MAJENE, 17 SEPTEMBER 2026 – Rumah Tahanan Negara (Rutan) Kelas IIB Majene bersama jajaran Kantor Wilayah Direktorat Jenderal Pemasyarakatan (Kanwil Ditjenpas) Sulawesi Barat melaksanakan kegiatan penggeledahan gabungan dan tes urin secara menyeluruh dan mendadak. Kegiatan yang berlangsung Kamis kemarin ini melibatkan unsur gabungan dari TNI dan Polri sebagai bentuk sinergi antarinstansi untuk memperkuat deteksi dini gangguan ketertiban serta mencegah peredaran barang terlarang di lingkungan pemasyarakatan.
Kegiatan dilakukan menyesuaikan ketentuan dan prosedur yang berlaku, mencakup penyaringan menyeluruh di area hunian dan fasilitas umum. Selain pemeriksaan fisik ruang, juga dilaksanakan tes urin terhadap warga binaan maupun petugas terpilih sebagai langkah preventif guna mewujudkan lingkungan bersih dari narkotika dan penyalahgunaan zat terlarang.
Hasil Bersih: Bebas Barang Terlarang & Negatif Narkoba
Berdasarkan hasil pemeriksaan gabungan, tidak ditemukan telepon seluler, narkotika, obat-obatan terlarang maupun benda berbahaya lainnya. Seluruh sampel tes urin yang diperiksa petugas kesehatan pun menunjukkan hasil negatif. Hasil ini menjadi bukti keberhasilan sementara sekaligus evaluasi agar pengawasan berkala terus dilakukan demi menjaga stabilitas keamanan.
Dukungan Penuh TNI dan Polri
Serak Yanas, Bati Ops Kodim 1401 Majene, menegaskan posisi TNI:
“Sinergi antara TNI, Polri, dan jajaran pemasyarakatan merupakan langkah positif menjaga ketertiban. Kami siap mendukung segala kegiatan yang berjalan sesuai tugas dan fungsi masing-masing lembaga.”
Senada disampaikan Aiptu Awaluddin, Kanit Dalmas Polres Majene:
“Keterlibatan Polri adalah wujud dukungan nyata agar Rutan tetap aman dan kondusif. Pemeriksaan gabungan sangat penting mencegah potensi gangguan maupun celah keamanan yang tidak diinginkan.”
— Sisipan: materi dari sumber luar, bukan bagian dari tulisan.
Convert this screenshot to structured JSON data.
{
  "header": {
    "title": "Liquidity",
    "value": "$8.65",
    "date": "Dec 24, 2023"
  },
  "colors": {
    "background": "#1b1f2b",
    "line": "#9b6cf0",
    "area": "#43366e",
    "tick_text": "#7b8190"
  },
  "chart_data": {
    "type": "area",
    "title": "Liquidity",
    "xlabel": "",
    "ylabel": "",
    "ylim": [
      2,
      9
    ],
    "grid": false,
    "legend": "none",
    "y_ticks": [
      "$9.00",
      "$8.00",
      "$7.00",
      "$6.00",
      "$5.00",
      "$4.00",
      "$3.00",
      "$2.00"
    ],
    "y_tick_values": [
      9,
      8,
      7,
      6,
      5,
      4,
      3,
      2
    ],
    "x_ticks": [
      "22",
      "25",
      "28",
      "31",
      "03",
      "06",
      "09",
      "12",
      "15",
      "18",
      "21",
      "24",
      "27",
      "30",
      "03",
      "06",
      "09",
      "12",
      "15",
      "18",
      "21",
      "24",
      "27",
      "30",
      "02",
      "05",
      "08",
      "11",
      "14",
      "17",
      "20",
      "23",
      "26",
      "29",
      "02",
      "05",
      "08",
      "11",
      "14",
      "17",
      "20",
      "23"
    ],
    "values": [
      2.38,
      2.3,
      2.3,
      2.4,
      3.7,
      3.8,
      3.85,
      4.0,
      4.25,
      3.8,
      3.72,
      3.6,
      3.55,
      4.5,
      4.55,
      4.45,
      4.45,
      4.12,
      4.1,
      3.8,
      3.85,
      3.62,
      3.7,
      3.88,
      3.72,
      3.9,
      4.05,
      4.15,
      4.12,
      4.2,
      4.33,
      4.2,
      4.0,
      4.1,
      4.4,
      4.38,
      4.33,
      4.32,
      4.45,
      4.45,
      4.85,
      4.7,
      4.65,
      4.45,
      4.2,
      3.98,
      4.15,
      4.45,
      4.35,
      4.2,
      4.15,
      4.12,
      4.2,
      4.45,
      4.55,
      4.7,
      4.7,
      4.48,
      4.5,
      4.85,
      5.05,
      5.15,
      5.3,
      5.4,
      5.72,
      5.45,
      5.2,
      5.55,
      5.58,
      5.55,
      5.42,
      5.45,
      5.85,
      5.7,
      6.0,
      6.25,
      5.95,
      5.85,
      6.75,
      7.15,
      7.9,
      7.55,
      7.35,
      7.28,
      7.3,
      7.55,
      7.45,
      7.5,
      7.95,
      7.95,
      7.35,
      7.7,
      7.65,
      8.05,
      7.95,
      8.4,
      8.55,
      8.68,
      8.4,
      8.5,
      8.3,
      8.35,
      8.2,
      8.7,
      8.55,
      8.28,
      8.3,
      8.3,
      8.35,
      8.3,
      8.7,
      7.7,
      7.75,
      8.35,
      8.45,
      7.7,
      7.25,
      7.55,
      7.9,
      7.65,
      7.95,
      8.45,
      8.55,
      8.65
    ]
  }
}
Komitmen Pimpinan: Keamanan, Integritas & Sinergi Berkelanjutan
Kepala Rutan Kelas IIB Majene, Christy Jozef Thenu, menekankan kegiatan ini sebagai bukti tanggung jawab lembaga:
“Langkah nyata kami untuk memastikan lingkungan hunian senantiasa aman, tertib, dan bebas gangguan. Kami terus mengingatkan seluruh personel untuk meningkatkan kewaspadaan, konsisten dalam pengawasan, serta selalu bekerja mengacu pada Standar Operasional Prosedur yang berlaku.”
Sementara itu, Kepala Kanwil Ditjenpas Sulbar, Said Mahdar, menekankan pentingnya kolaborasi lintas sektor:
“Penggeledahan dan tes urin adalah bagian strategi penguatan pengawasan untuk mencegah gangguan keamanan di dalam pemasyarakatan. Kami mendorong pererat hubungan kerja sama dengan TNI/Polri dan instansi terkait agar pelayanan berjalan lebih optimal dan terintegrasi.”
Kegiatan ini sekaligus menegaskan tekad Rutan Kelas IIB Majene dalam menjaga keamanan, ketertiban, integritas pelayanan publik yang transparan, serta membangun kerja sama pertahanan keamanan yang solid dan berkelanjutan.